I was overcome by emotion as I walked from station to station watching the girls and the First Lady participate in traditional outdoor activities, like knot tying, tent pitching and orienteering, skills I am sure Juliette Low herself once taught girls.

After the activities started to wind down it was time for dinner. The plan was to cook out on the lawn, but impending weather forced a slight change in plans, and we had to move to the State Room! The girls all gathered and we walked up the steps of the White House to the State Room. Dinner included hamburgers, hot dogs, grilled vegetables and banana boats for dessert.

Dinner ended with a very special surprise. The girls were called by tables to a top secret location. When they entered the room they were greeted by…the First Dogs!

After dinner we returned to the White House lawn for the evening activities. As the sun began to set we all gathered around the “campfire” for fellowship and songs. It was an unbelievable sight to watch the sun set over our Nation’s Capitol from the lawn of the White House with Girl Scouts. We sang a few rounds of Make New Friends and met a female astronaut from NASA. Then it happened—the girls started to gasp and giggle with excitement. My eyes filled with tears as I watched First Lady and the President of the United States walk out of the White House towards the girls. It was at that moment that I realized the magnitude of what was happening. We were sitting around a campfire and signing songs with the President because they were Girl Scouts.

By the number of press taking pictures, I also knew a national spotlight would shine on Girl Scouting and the importance of getting girls outside. The President sat down and asked the girls, “What are you doing in my backyard?” We sang songs and laughed. President Obama was so down to earth and very present with the girls. As the program was ending, the President looked in the distance and asked “Who are all those people in the green shirts?” The girls all responded, “Our leaders!” Then one brave little girl asked, “Can we have a hug?” The president responded with, “How about a group hug?” Without missing a beat, all 50 girls got up and ran toward the president. The Secret Service jumped but the president looked at the agents and said, “Don’t worry, I’ve got this.”

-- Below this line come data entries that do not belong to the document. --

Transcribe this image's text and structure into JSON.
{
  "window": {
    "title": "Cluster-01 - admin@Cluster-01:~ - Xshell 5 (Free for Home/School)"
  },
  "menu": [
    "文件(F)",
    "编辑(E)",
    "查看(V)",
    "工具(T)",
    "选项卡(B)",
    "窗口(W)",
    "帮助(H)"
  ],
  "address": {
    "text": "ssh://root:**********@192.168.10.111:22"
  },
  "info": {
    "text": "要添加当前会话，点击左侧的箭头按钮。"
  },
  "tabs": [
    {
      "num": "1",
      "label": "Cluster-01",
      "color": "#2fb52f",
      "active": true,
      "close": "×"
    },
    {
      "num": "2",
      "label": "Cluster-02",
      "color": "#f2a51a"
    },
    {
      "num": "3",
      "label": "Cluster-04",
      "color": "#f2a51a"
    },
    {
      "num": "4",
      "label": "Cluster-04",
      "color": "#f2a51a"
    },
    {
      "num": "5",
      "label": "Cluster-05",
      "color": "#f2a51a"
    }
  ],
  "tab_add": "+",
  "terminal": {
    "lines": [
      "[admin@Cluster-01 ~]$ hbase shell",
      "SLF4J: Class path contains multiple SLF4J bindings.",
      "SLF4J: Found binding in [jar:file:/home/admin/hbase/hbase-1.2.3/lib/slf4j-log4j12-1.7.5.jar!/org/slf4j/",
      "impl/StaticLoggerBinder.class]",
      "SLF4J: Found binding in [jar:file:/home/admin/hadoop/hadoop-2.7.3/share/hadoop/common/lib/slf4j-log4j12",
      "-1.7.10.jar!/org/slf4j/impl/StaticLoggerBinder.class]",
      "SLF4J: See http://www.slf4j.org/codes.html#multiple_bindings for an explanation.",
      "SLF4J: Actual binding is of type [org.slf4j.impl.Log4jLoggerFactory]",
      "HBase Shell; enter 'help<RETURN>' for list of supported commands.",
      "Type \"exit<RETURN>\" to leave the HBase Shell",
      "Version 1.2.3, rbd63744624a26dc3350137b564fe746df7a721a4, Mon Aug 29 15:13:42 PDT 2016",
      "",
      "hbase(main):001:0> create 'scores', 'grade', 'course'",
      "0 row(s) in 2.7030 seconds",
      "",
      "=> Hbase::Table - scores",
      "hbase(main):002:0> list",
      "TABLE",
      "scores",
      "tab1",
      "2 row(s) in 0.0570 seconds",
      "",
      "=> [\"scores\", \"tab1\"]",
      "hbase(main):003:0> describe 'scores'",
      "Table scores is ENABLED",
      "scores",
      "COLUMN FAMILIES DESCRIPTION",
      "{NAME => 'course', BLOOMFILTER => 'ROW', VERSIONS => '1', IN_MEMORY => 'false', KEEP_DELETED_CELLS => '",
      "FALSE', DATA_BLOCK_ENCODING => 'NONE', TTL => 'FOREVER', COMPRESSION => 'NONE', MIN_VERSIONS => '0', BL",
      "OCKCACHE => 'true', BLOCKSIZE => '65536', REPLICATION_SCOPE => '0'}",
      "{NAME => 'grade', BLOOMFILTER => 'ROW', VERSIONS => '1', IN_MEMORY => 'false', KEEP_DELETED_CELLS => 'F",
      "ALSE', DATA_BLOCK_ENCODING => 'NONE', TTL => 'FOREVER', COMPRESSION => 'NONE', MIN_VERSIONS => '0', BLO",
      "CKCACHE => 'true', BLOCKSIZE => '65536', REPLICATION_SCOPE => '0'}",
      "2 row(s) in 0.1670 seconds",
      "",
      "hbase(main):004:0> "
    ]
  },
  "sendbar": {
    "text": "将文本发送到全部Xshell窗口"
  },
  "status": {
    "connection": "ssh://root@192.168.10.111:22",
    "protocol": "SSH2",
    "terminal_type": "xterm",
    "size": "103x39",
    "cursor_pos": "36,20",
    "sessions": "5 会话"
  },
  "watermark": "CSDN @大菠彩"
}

As the President was leaving he walked over to all the volunteers and shook each one of our hands. Again. My eyes filled with tears as I waited for him to reach me. He reached for my hand and I looked him in the eyes and said “Thank you Mr. President for inviting us to your backyard.” He laughed and said, “My pleasure.” The next thing I knew the First Lady was headed our way. I shook her hand too and said that you for making memories that will last a lifetime for these girls. She looked at me and said, “Lifetime memories for all of us.”